Certaines, ont souhaité faire partie de l’expérience qui a duré toute une année, le temps d’apprendre la liberté d’écrire.

Moralité : Lasser faire, laisser dire et laisser venir.

Lorsque je fus bombardé dans une classe, à mon retour en Corse, sans me prévenir de ce choix, je me suis souvenu de cette histoire…
Je suis parti à la découverte de la vie dans une salle de classe, nous avons voyagé à notre guise, en construisant notre histoire sans entrer dans un moule à gâteau.
J’ai relancé l’aventure de Chatouilleuse qui prit une toute autre tournure.
Ce fut une très belle expérience, une belle histoire, nous étions au cœur de la vie.

L’école c’est la vie et non la vie l’école.

Des images pour rêver.

9 Comments

  1. Superbes images pour illustrer le texte.

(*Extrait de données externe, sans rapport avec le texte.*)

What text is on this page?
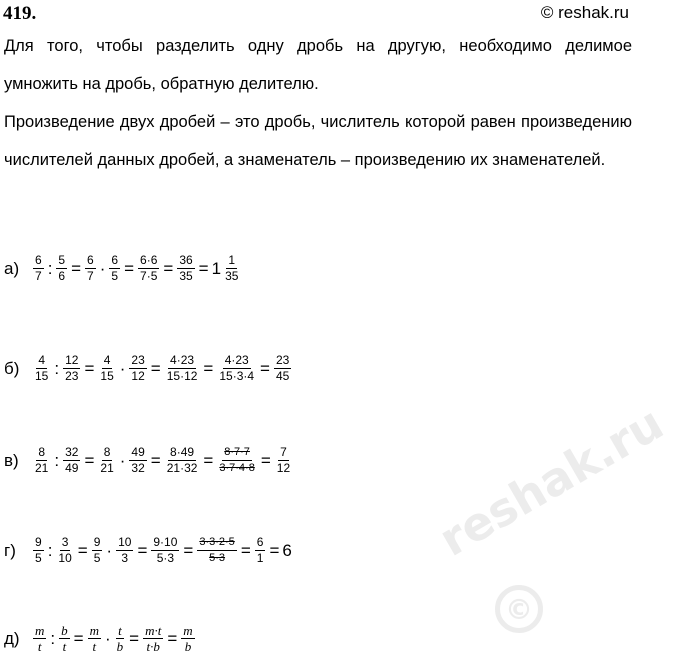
419.	© reshak.ru
Для того, чтобы разделить одну дробь на другую, необходимо делимое умножить на дробь, обратную делителю.
Произведение двух дробей – это дробь, числитель которой равен произведению числителей данных дробей, а знаменатель – произведению их знаменателей.
а)	$\frac{6}{7}$ : $\frac{5}{6} = \frac{6}{7} \cdot \frac{6}{5} = \frac{6\cdot 6}{7\cdot 5} = \frac{36}{35} = 1 \frac{1}{35}$
б)	$\frac{4}{15}$ : $\frac{12}{23} = \frac{4}{15} \cdot \frac{23}{12} = \frac{4\cdot 23}{15\cdot 12} = \frac{4\cdot 23}{15\cdot 3\cdot 4} = \frac{23}{45}$
в)	$\frac{8}{21}$ : $\frac{32}{49} = \frac{8}{21} \cdot \frac{49}{32} = \frac{8\cdot 49}{21\cdot 32} = \frac{8\cdot 7\cdot 7}{3\cdot 7\cdot 4\cdot 8} = \frac{7}{12}$
г)	$\frac{9}{5}$ : $\frac{3}{10} = \frac{9}{5} \cdot \frac{10}{3} = \frac{9\cdot 10}{5\cdot 3} = \frac{3\cdot 3\cdot 2\cdot 5}{5\cdot 3} = \frac{6}{1} = 6$
д)	$\frac{m}{t}$ : $\frac{b}{t} = \frac{m}{t} \cdot \frac{t}{b} = \frac{m\cdot t}{t\cdot b} = \frac{m}{b}$
reshak.ru
©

Avec vous c’était l’école sur mesure pour chaque enfant ou presque. Sur qu’il n’y avait pas de ronron confortable !

    1. Oui, c’est exactement ça.
      Lorsque je suis arrivé dans une classe, j’avais les yeux du rééducateur et voyais toutes les carences des enfants, je pratiquais du « sur mesure » pour que chacun tire le meilleur de son potentiel.
      Il n’est pas possible de vivre la classe comme une rééducation mais je voyais ce que les autres ne voyaient pas, je dormais peu, à 5 h du matin, je cherchais toujours des solutions pour un tel ou un tel dont j’avais connu les grands-parents, à 7 h j’étais dans la classe pour tout préparer et perdre le moins de temps possible, bref une folie.
      Je m’étais pris pour le Christ et ce dernier s’était endormi me laissant à mes chimères.
      J’ai failli voler en éclats.
      Vous ne croyiez pas si bien dire, j’imagine. 🙂
      Je me suis bien repris, nous nous sommes bien amusés, certains me disent encore qu’ils aimeraient retourner en classe avec moi, pitié !
      En disant « Pitié », il me revient une anecdote, ce sera pour très bientôt. Mes neurones sont fous, ils retrouvent tout à la moindre alerte 😉

  2. Tu as bien fait d’écrire cela.
    Au moins sommes nous deux avec Almanito à nous y être intéressés à l’heure où j’écris.
    Et c’est « hénaurme » car nous sommes, lui et moi, gens de qualité. Ceci dit sans aucune modestie.
    Pardon pour cette extravagance douteuse.
    Plus raisonnablement : Avec des amis avec lesquels nous animions des groupes d’adultes francophones grands débutants en français, nous avions trouvé un « starter » assez proche. Nous visions à dépasser les hésitations, lancer les premières lignes puis y raccrocher nos apports selon les besoins individuels révélés à l’occasion.
    Nous utilisions des lots de cartes postales du lieu où ces stagiaires résidaient, travaillaient.
    Ces cartes étaient destinées à leurs proches, au pays.
    Si je me souviens bien cela fonctionna assez bien, les écrits des uns ouvrant peu à peu des possibilités aux autres, la description de lieux et faits amorçant très progressivement le passage à l’expression d’idées plus abstraites et à l’écriture de lettres.
    Nous avons aussi beaucoup appris. Mais ça tu t’en doutes bien.
    Bien à toi.

    1. L’idée de la carte était une bonne idée, ce n’était pas artificiel et cela devait fonctionner.
      Je sais qui tu es et quelles sont tes idées, humanistes 🙂
      Almanito qui n’a pas hésité à marcher sur ces lignes et suit ce blog avec intérêt comme toi, est une femme 😉
      A bientôt, pour certaines infos, dans un autre lieu.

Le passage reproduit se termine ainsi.